Si le taux de létalité de cette nouvelle souche reste limité, il y a tout de même lieu de s’inquiéter, car les conditions nécessaires pour empêcher sa propagation à Goma et dans ses environs ne sont pas réunies. Et parce que la capacité à fournir des soins aux individus qui présentent des risques de complications, comme les jeunes enfants ou les personnes à un stade avancé du VIH, reste limitée.

Comment peut-on attendre de familles qui vivent dans de minuscules abris, sans eau ni installations sanitaires adéquates, voire même sans savon, qu’elles mettent en œuvre les mesures préventives préconisées? Comment des enfants souffrant de malnutrition peuvent-ils avoir la force de lutter contre les complications de la mpox? Et comment pouvons-nous espérer que cette variante, qui se transmet notamment par contact sexuel, ne se propage pas dans les sites de déplacement, étant donné les niveaux dramatiques de violence sexuelle et d’exploitation qui touchent les filles et les femmes?

MSF a dénoncé à de nombreuses reprises les conditions de vie inhumaines dans ces sites, ainsi que les lacunes flagrantes de la réponse humanitaire. Plus de deux ans après le début de la crise dite « M-23 » et les déplacements massifs qu’elle a provoqués, les personnes qui vivent dans les sites surpeuplés manquent toujours de tout : nourriture, eau, sécurité, articles d’hygiène de base, ainsi que l’accès à l’assainissement et aux soins de santé.

Au cours d’une réunion à laquelle j’ai assisté avec des survivantes de violences sexuelles, une femme m’a dit qu’elle vivait avec ses sept enfants sous une bâche en plastique. Son partenaire l’avait abandonnée à la suite du viol. Pour des femmes comme elle, la difficulté que représente la mise en œuvre des solutions classiques destinées à prévenir la propagation de l’épidémie est inimaginable.

Si cette femme développe une éruption cutanée, on lui dira de changer de linge, de tout laver soigneusement, de désinfecter ses affaires et de s’isoler jusqu’à sa guérison. Mais comment se laver sans savon et avec seulement quelques litres d’eau par jour? Comment s’isoler et protéger ses enfants alors qu’ils vivent ensemble sous leur minuscule abri en bâche plastique? Si elle s’isole, qui ira chercher de la nourriture pour les enfants?

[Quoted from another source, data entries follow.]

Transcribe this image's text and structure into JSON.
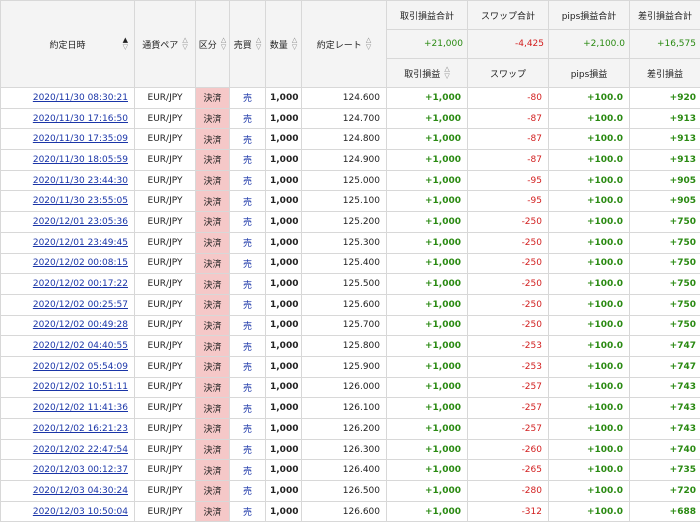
{
  "headers": {
    "date": "約定日時",
    "pair": "通貨ペア",
    "kubun": "区分",
    "bai": "売買",
    "qty": "数量",
    "rate": "約定レート",
    "pl_total": "取引損益合計",
    "swap_total": "スワップ合計",
    "pips_total": "pips損益合計",
    "net_total": "差引損益合計",
    "pl": "取引損益",
    "swap": "スワップ",
    "pips": "pips損益",
    "net": "差引損益"
  },
  "totals": {
    "pl": "+21,000",
    "swap": "-4,425",
    "pips": "+2,100.0",
    "net": "+16,575"
  },
  "colors": {
    "positive": "#2a8a12",
    "negative": "#d21f1f",
    "link": "#1a35a8",
    "settled_bg": "#f5c8c8"
  },
  "rows": [
    {
      "date": "2020/11/30 08:30:21",
      "pair": "EUR/JPY",
      "kubun": "決済",
      "bai": "売",
      "qty": "1,000",
      "rate": "124.600",
      "pl": "+1,000",
      "swap": "-80",
      "pips": "+100.0",
      "net": "+920"
    },
    {
      "date": "2020/11/30 17:16:50",
      "pair": "EUR/JPY",
      "kubun": "決済",
      "bai": "売",
      "qty": "1,000",
      "rate": "124.700",
      "pl": "+1,000",
      "swap": "-87",
      "pips": "+100.0",
      "net": "+913"
    },
    {
      "date": "2020/11/30 17:35:09",
      "pair": "EUR/JPY",
      "kubun": "決済",
      "bai": "売",
      "qty": "1,000",
      "rate": "124.800",
      "pl": "+1,000",
      "swap": "-87",
      "pips": "+100.0",
      "net": "+913"
    },
    {
      "date": "2020/11/30 18:05:59",
      "pair": "EUR/JPY",
      "kubun": "決済",
      "bai": "売",
      "qty": "1,000",
      "rate": "124.900",
      "pl": "+1,000",
      "swap": "-87",
      "pips": "+100.0",
      "net": "+913"
    },
    {
      "date": "2020/11/30 23:44:30",
      "pair": "EUR/JPY",
      "kubun": "決済",
      "bai": "売",
      "qty": "1,000",
      "rate": "125.000",
      "pl": "+1,000",
      "swap": "-95",
      "pips": "+100.0",
      "net": "+905"
    },
    {
      "date": "2020/11/30 23:55:05",
      "pair": "EUR/JPY",
      "kubun": "決済",
      "bai": "売",
      "qty": "1,000",
      "rate": "125.100",
      "pl": "+1,000",
      "swap": "-95",
      "pips": "+100.0",
      "net": "+905"
    },
    {
      "date": "2020/12/01 23:05:36",
      "pair": "EUR/JPY",
      "kubun": "決済",
      "bai": "売",
      "qty": "1,000",
      "rate": "125.200",
      "pl": "+1,000",
      "swap": "-250",
      "pips": "+100.0",
      "net": "+750"
    },
    {
      "date": "2020/12/01 23:49:45",
      "pair": "EUR/JPY",
      "kubun": "決済",
      "bai": "売",
      "qty": "1,000",
      "rate": "125.300",
      "pl": "+1,000",
      "swap": "-250",
      "pips": "+100.0",
      "net": "+750"
    },
    {
      "date": "2020/12/02 00:08:15",
      "pair": "EUR/JPY",
      "kubun": "決済",
      "bai": "売",
      "qty": "1,000",
      "rate": "125.400",
      "pl": "+1,000",
      "swap": "-250",
      "pips": "+100.0",
      "net": "+750"
    },
    {
      "date": "2020/12/02 00:17:22",
      "pair": "EUR/JPY",
      "kubun": "決済",
      "bai": "売",
      "qty": "1,000",
      "rate": "125.500",
      "pl": "+1,000",
      "swap": "-250",
      "pips": "+100.0",
      "net": "+750"
    },
    {
      "date": "2020/12/02 00:25:57",
      "pair": "EUR/JPY",
      "kubun": "決済",
      "bai": "売",
      "qty": "1,000",
      "rate": "125.600",
      "pl": "+1,000",
      "swap": "-250",
      "pips": "+100.0",
      "net": "+750"
    },
    {
      "date": "2020/12/02 00:49:28",
      "pair": "EUR/JPY",
      "kubun": "決済",
      "bai": "売",
      "qty": "1,000",
      "rate": "125.700",
      "pl": "+1,000",
      "swap": "-250",
      "pips": "+100.0",
      "net": "+750"
    },
    {
      "date": "2020/12/02 04:40:55",
      "pair": "EUR/JPY",
      "kubun": "決済",
      "bai": "売",
      "qty": "1,000",
      "rate": "125.800",
      "pl": "+1,000",
      "swap": "-253",
      "pips": "+100.0",
      "net": "+747"
    },
    {
      "date": "2020/12/02 05:54:09",
      "pair": "EUR/JPY",
      "kubun": "決済",
      "bai": "売",
      "qty": "1,000",
      "rate": "125.900",
      "pl": "+1,000",
      "swap": "-253",
      "pips": "+100.0",
      "net": "+747"
    },
    {
      "date": "2020/12/02 10:51:11",
      "pair": "EUR/JPY",
      "kubun": "決済",
      "bai": "売",
      "qty": "1,000",
      "rate": "126.000",
      "pl": "+1,000",
      "swap": "-257",
      "pips": "+100.0",
      "net": "+743"
    },
    {
      "date": "2020/12/02 11:41:36",
      "pair": "EUR/JPY",
      "kubun": "決済",
      "bai": "売",
      "qty": "1,000",
      "rate": "126.100",
      "pl": "+1,000",
      "swap": "-257",
      "pips": "+100.0",
      "net": "+743"
    },
    {
      "date": "2020/12/02 16:21:23",
      "pair": "EUR/JPY",
      "kubun": "決済",
      "bai": "売",
      "qty": "1,000",
      "rate": "126.200",
      "pl": "+1,000",
      "swap": "-257",
      "pips": "+100.0",
      "net": "+743"
    },
    {
      "date": "2020/12/02 22:47:54",
      "pair": "EUR/JPY",
      "kubun": "決済",
      "bai": "売",
      "qty": "1,000",
      "rate": "126.300",
      "pl": "+1,000",
      "swap": "-260",
      "pips": "+100.0",
      "net": "+740"
    },
    {
      "date": "2020/12/03 00:12:37",
      "pair": "EUR/JPY",
      "kubun": "決済",
      "bai": "売",
      "qty": "1,000",
      "rate": "126.400",
      "pl": "+1,000",
      "swap": "-265",
      "pips": "+100.0",
      "net": "+735"
    },
    {
      "date": "2020/12/03 04:30:24",
      "pair": "EUR/JPY",
      "kubun": "決済",
      "bai": "売",
      "qty": "1,000",
      "rate": "126.500",
      "pl": "+1,000",
      "swap": "-280",
      "pips": "+100.0",
      "net": "+720"
    },
    {
      "date": "2020/12/03 10:50:04",
      "pair": "EUR/JPY",
      "kubun": "決済",
      "bai": "売",
      "qty": "1,000",
      "rate": "126.600",
      "pl": "+1,000",
      "swap": "-312",
      "pips": "+100.0",
      "net": "+688"
    }
  ]
}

Qui ramassera le bois de chauffage?

Pour elle et tous ceux et celles qui ont trouvé refuge dans les sites de personnes déplacées, l’épidémie de mpox n’est qu’un défi de plus dans un océan de problèmes. Et, à vrai dire, pas le défi le plus urgent, compte tenu des difficultés quotidiennes auxquelles les personnes déplacées sont confrontées, notamment les épidémies d’autres maladies potentiellement mortelles comme la rougeole ou le choléra.

Pour relever le nouveau défi que représente la mpox, il faut de toute urgence améliorer les conditions de survie des gens. Il faut en outre apporter une réponse adaptée à leurs besoins spécifiques et aux défis que ces personnes rencontrent dans la vie réelle.

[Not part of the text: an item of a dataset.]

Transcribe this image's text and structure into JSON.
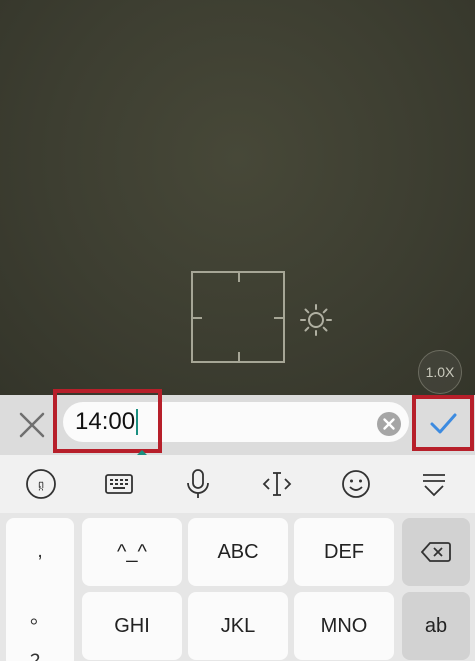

Cela commence par les écouter. Comprendre leurs besoins. Et mettre à leur disposition ce qui est nécessaire pour le contrôle des infections : eau, savon, désinfectant, installations sanitaires.

Ce sont des choses simples, mais essentielles. Nous ne pouvons pas compter uniquement sur l’arrivée des vaccins pour résoudre le problème.

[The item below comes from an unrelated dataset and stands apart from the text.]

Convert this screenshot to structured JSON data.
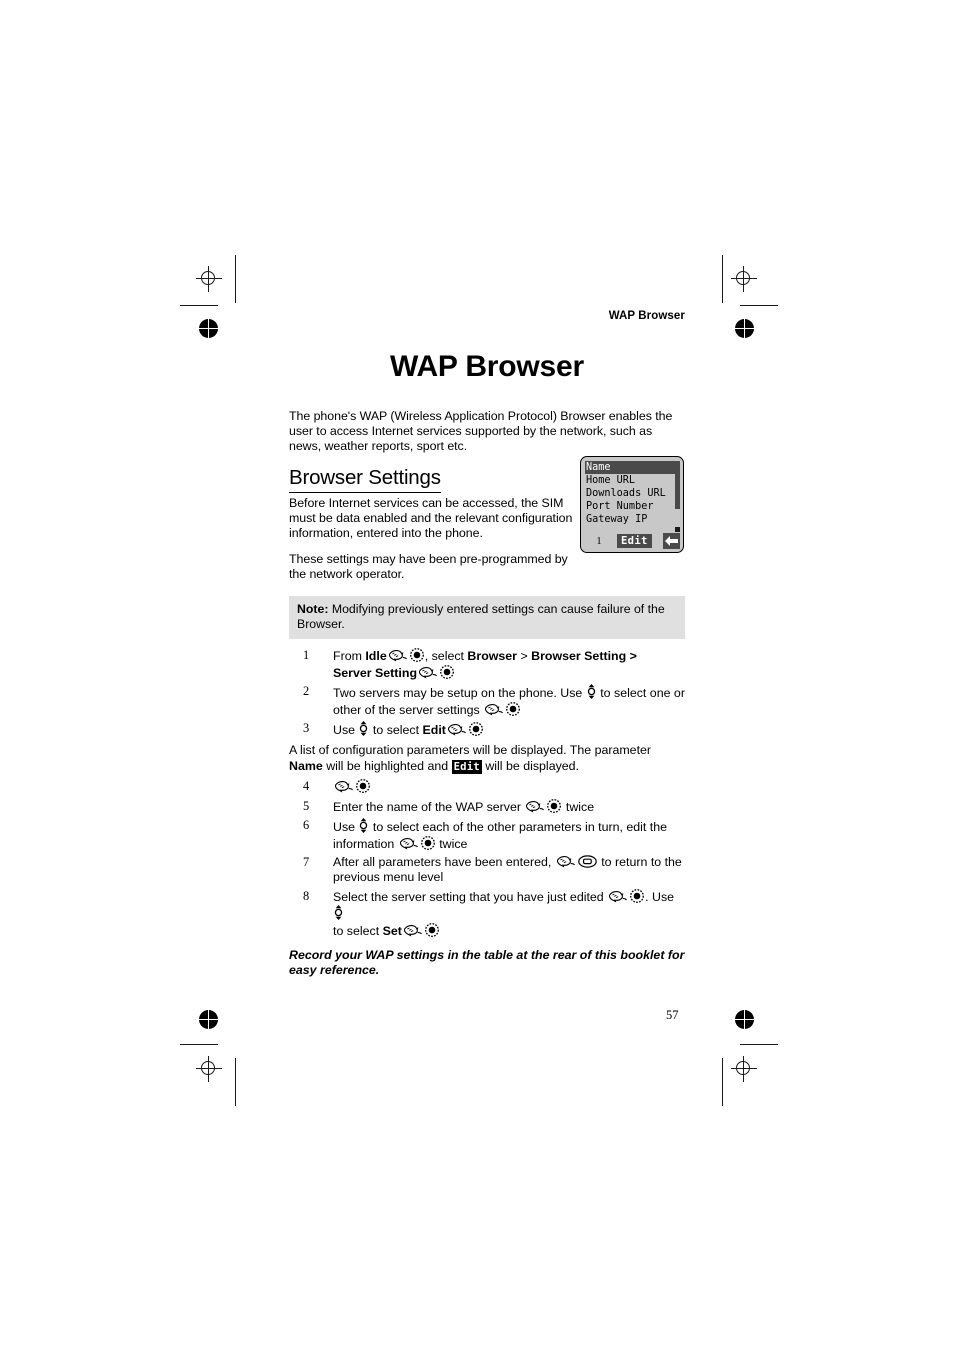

En collaboration avec les autorités sanitaires, nos équipes font de leur mieux pour fournir des soins et sensibiliser les personnes vivant sur les sites, comme nous le faisons dans d’autres régions du pays touchées par l’épidémie.

Comme beaucoup d’autres, nous espérons que les vaccins tant attendus arriveront dans le pays le plus rapidement possible. Cependant, ces vaccins ne constitueront pas une solution miracle. Les acteurs gouvernementaux et non gouvernementaux doivent également se pencher de toute urgence sur les fondements de la réponse à la mpox, qui doit être adaptée aux besoins et aux réalités des gens.